Après audition du président de la commission de planification de l'offre médicale, les ministres ont convenu de demander au SPF Santé publique d'élaborer une nouvelle proposition de protocole de contingentement en tenant davantage compte de la réalité de terrain en Wallonie et à Bruxelles, où plusieurs communes font face à des pénuries de médecins.

"Le fait que le SPF ait été chargé de faire une nouvelle proposition est une bonne chose. C'est une ouverture au dialogue. On sort d'un blocage intégral entre francophones et le fédéral", saluait lundi soir le porte-parole de la ministre wallonne de la Santé, Alda Greoli (cdH).

Plusieurs réunions techniques sont d'ores et déjà programmées. Les ministres de la CIM Santé devraient, eux, se retrouver en mars prochain.

Interrogé par Belga, le ministre francophone de l'Enseignement supérieur (responsable pour la formation des médecins en Fédération Wallonie-Bruxelles, ndlr) Jean-Claude Marcourt (PS) a exprimé lundi le souhait de pouvoir parvenir à un accord avec le fédéral dans ce dossier.

"Les francophones ne demandent pas de passe-droits. Ils demandent juste à être respectés. Le respect pour les étudiants en cours de formation mais aussi pour la qualité des soins de santé."

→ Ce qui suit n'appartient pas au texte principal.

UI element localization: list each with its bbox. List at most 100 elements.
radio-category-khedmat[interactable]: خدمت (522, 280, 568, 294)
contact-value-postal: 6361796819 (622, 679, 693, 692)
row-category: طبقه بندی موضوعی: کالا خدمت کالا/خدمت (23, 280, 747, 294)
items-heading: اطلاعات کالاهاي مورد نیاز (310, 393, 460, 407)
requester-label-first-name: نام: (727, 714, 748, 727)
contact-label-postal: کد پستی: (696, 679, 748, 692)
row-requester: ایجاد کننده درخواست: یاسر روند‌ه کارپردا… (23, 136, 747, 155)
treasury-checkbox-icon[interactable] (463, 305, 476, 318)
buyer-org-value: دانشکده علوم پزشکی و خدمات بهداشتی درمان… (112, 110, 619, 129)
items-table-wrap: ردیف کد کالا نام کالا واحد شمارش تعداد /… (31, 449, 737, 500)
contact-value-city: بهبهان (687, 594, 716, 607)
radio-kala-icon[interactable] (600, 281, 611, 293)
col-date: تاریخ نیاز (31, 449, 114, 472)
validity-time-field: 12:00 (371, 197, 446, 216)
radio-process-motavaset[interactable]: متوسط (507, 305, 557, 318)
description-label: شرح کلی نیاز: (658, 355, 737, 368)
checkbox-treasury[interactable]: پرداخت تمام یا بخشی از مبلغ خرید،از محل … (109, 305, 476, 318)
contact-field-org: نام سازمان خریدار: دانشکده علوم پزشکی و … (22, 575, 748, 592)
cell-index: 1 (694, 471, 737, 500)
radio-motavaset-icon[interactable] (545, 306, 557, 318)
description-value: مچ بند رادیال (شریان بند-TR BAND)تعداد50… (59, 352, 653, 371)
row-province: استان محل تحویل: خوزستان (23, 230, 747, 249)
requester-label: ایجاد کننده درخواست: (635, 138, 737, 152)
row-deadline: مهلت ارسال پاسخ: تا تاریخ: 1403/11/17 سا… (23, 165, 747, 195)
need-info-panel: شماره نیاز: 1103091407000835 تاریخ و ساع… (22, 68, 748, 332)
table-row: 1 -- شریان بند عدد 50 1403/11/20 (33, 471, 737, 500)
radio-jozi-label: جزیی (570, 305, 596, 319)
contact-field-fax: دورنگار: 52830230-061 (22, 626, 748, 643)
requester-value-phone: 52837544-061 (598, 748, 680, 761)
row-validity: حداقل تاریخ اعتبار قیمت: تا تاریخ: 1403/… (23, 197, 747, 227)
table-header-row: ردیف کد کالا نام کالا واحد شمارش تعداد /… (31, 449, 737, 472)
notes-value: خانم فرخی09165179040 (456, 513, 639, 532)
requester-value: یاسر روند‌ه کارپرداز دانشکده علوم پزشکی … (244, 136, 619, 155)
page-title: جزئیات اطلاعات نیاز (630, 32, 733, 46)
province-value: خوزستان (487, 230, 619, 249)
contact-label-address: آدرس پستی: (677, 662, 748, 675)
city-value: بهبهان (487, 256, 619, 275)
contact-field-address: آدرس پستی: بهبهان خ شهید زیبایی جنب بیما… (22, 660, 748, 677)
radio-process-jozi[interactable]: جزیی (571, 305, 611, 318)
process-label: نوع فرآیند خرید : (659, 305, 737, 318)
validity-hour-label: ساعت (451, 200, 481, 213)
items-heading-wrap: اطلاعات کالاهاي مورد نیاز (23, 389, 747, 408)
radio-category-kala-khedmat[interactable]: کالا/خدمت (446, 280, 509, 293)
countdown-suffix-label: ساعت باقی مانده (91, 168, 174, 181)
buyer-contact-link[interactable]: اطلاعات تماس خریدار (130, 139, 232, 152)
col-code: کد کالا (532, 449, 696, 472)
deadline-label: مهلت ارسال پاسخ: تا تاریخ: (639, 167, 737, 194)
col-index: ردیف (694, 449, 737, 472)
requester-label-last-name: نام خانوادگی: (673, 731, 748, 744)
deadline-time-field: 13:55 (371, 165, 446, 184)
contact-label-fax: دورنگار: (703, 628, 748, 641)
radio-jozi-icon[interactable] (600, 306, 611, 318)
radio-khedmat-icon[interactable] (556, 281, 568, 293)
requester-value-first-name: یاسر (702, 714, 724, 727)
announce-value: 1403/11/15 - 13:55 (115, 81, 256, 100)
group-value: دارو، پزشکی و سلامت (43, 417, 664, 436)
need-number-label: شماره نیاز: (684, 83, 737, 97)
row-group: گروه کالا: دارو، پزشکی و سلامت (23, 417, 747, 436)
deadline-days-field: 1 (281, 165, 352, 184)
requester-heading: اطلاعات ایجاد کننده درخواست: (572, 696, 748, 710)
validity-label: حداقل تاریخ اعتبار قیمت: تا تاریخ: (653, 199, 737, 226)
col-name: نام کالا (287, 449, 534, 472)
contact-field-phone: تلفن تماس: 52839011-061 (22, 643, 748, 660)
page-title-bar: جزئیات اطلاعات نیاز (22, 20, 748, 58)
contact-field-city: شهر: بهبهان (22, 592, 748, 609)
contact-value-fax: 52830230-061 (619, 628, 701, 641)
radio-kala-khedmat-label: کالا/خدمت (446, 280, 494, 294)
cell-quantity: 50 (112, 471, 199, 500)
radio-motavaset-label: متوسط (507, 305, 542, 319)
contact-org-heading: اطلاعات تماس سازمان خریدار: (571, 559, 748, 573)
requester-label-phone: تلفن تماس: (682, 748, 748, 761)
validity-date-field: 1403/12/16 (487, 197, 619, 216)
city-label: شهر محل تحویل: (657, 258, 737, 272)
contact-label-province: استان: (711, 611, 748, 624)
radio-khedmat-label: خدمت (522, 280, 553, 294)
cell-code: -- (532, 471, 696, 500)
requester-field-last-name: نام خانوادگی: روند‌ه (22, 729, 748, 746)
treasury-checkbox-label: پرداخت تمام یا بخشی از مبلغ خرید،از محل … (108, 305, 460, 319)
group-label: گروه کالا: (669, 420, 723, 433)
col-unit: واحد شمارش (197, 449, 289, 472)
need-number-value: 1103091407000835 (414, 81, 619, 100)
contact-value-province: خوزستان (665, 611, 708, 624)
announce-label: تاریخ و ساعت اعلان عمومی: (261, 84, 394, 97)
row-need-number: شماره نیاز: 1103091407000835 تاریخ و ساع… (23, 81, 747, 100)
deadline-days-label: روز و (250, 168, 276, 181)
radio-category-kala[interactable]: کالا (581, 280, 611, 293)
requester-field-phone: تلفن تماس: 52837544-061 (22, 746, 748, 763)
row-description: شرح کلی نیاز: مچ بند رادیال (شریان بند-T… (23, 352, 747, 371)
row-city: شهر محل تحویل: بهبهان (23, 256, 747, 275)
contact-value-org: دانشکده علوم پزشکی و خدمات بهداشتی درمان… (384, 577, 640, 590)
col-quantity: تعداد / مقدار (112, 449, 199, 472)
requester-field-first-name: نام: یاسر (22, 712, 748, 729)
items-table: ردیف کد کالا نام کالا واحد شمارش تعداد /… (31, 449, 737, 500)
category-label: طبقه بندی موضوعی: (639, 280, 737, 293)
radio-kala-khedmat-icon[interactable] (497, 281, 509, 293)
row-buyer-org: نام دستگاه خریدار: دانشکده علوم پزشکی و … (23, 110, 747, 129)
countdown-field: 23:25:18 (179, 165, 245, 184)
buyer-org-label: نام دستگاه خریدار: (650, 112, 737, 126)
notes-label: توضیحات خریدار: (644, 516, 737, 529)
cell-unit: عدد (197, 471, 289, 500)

Fin janvier, la ministre fédérale de la Santé Maggie De Block avait remis le feu au dossier explosif des numéros Inami en réaffirmant sa volonté de s'en tenir, côté francophone, à la délivrance de l'attestation de contingentement correspondant au quota fédéral, sans tenir compte des éventuels étudiants surnuméraires. La ministre estime que le filtre mis en place du côté francophone au début des études n'est pas efficace.

"Je souhaite toujours trouver une solution pour les étudiants", a fait savoir Mme De Block à l'issue de la réunion de lundi. "Ils ne peuvent pas être pris en otage. Je veux cependant que les accords passés soient respectés", a-t-elle ajouté.